Meetings are simply a group of people. So effective meetings hinge on having the right people at the table. Leave someone out, and you might not have the right perspectives to make an informed choice. Have too many folks in the room, and the meeting can become unfocused and a waste of time.
How many people should you invite?
Michael Mankins researches corporate time wasting and has a formula for deciding how many people to invite to reach a decision.
“For every additional meeting participant over seven, the likelihood of making a sound decision goes down by 10 percent,” Mankins told the Wall Street Journal. “By the time you get 17 people, the chances of actually making a decision are zero.”
Columnist Sue Shellenbarger has a simple formula for figuring out the number of people necessary for different types of meetings:
- Problem-solving: four to six people
- Decision making: four to seven people
- Agenda setting: five to 15
- Brainstorm: 10 to 20 people
Meetings at Atlassian
Program managers at Atlassian play an essential role in the right meeting attendees for our projects. From the project kick-off meeting to weekly check-ins, program managers consider each person to bring into the room.
Nirali Shah leads the program managers here at Atlassian. She makes sure everyone knows why they’re invited to a specific meeting. If she’s not sure if an individual needs to be in the meeting or not, she’ll ask them directly.
“I’m pretty strict on my meeting invites, I feel like rooms get pretty packed and bloated,” says Shah.
She allows people to self-select meeting by simply asking directly, “do you need to be in this meeting.”

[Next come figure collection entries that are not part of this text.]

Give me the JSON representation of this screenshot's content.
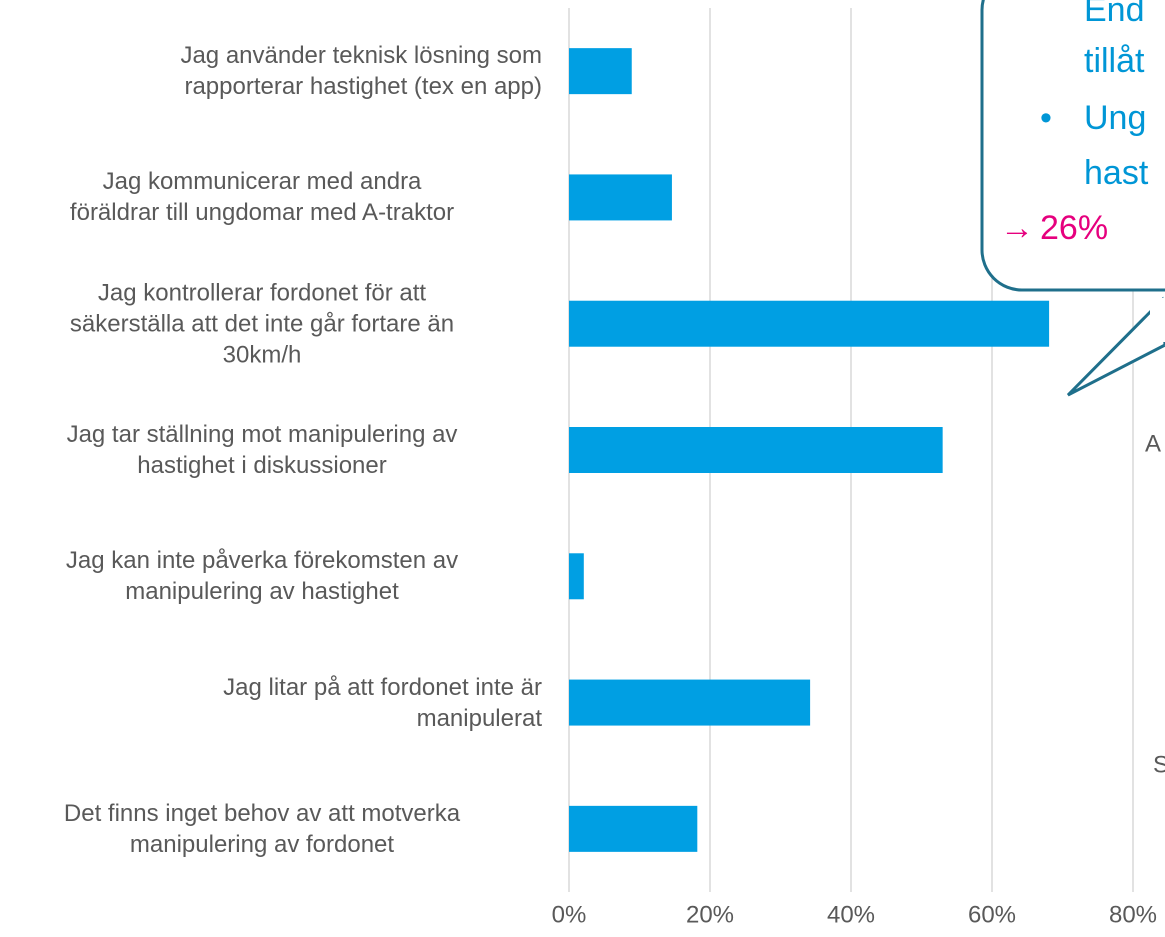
{
  "chart_data": {
    "type": "bar",
    "orientation": "horizontal",
    "categories": [
      "Jag använder teknisk lösning som\nrapporterar hastighet (tex en app)",
      "Jag kommunicerar med andra\nföräldrar till ungdomar med A-traktor",
      "Jag kontrollerar fordonet för att\nsäkerställa att det inte går fortare än\n30km/h",
      "Jag tar ställning mot manipulering av\nhastighet i diskussioner",
      "Jag kan inte påverka förekomsten av\nmanipulering av hastighet",
      "Jag litar på att fordonet inte är\nmanipulerat",
      "Det finns inget behov av att motverka\nmanipulering av fordonet"
    ],
    "values": [
      8.9,
      14.6,
      68.1,
      53.0,
      2.1,
      34.2,
      18.2
    ],
    "color": "#009fe3",
    "xlim": [
      0,
      100
    ],
    "xticks": [
      {
        "value": 0,
        "label": "0%"
      },
      {
        "value": 20,
        "label": "20%"
      },
      {
        "value": 40,
        "label": "40%"
      },
      {
        "value": 60,
        "label": "60%"
      },
      {
        "value": 80,
        "label": "80%"
      }
    ],
    "grid": true,
    "annotations": [
      "End",
      "tillåt",
      "•",
      "Ung",
      "hast",
      "→",
      "26%",
      "A",
      "S"
    ]
  }
}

If you’re having trouble figuring out who should be at the meeting, you might not be clear on the roles and responsibilities of your team. Try running the Roles and Responsibilities play in The Atlassian Team Playbook for clarity.
Whatever way you structure your meetings it’s crucial to have a facilitator or driver, at Atlassian that person is often the project owner or program manager.
Program managers here at Atlassian make sure meeting invites include detailed agendas with explicit intended outcomes. This helps invitees determine if they need to attend or if they can bow out.
Who can skip the meeting?
There are always going to be folks who end up in meetings they probably should’ve skipped. Here are some types of attendees you might want to pull aside and ask if they really want/need to be there.
The silent observer: In a productive meeting everyone participates. If someone’s just there to get information there are better ways to do that. Here at Atlassian, we have so many great communication tools Shah says she doesn’t have to chase people down to make sure they’re informed.
So if you have folks who just sit in the meeting and contribute little or nothing it might be time to remove the meeting from their calendar.
The negatron: Negativity can creep into even the healthiest of teams. When you have someone who’s integral to the team but repeatedly shoots down new ideas, it can really kill a meeting.
The celebrity: When an attendee is both well-respected and has strong opinions they love to share, they can dominate a meeting (usually without intending to). Ask them to be the designated “devil’s advocate,” which shifts them into listening mode and creates space for other’s to contribute.
The narcissist: This person makes it all about themselves and can really suck the air out of the room. When you have a celebrity in the room, it’s important to circle back to the agenda and continually ask for other people’s perspectives.
The multitasker: We’ve all been there, sitting in a meeting that’s a little boring and you casually check your e-mail or maybe place a quick Amazon order because you just remembered you needed a big hat for an upcoming Kentucky Derby Party. This, of course, is not great meeting behavior. The best way to combat this is making sure everyone had a role to play and something to add. Another option is asking people to close their laptops and take notes the old-fashioned way.
In the end, determining your meeting attendees hinges on mutual respect and trust in your team. It all comes down to providing the involved parties with all the necessary information, making sure you’re conducting useful and productive meetings and trusting everyone to be a team player.
No one benefits from long, bloated meetings and no one wants to sit through something that’s not valuable.
With the right tools in place and the right people at the table, you’ll unleash the power of your team and maybe even free up some time in your day.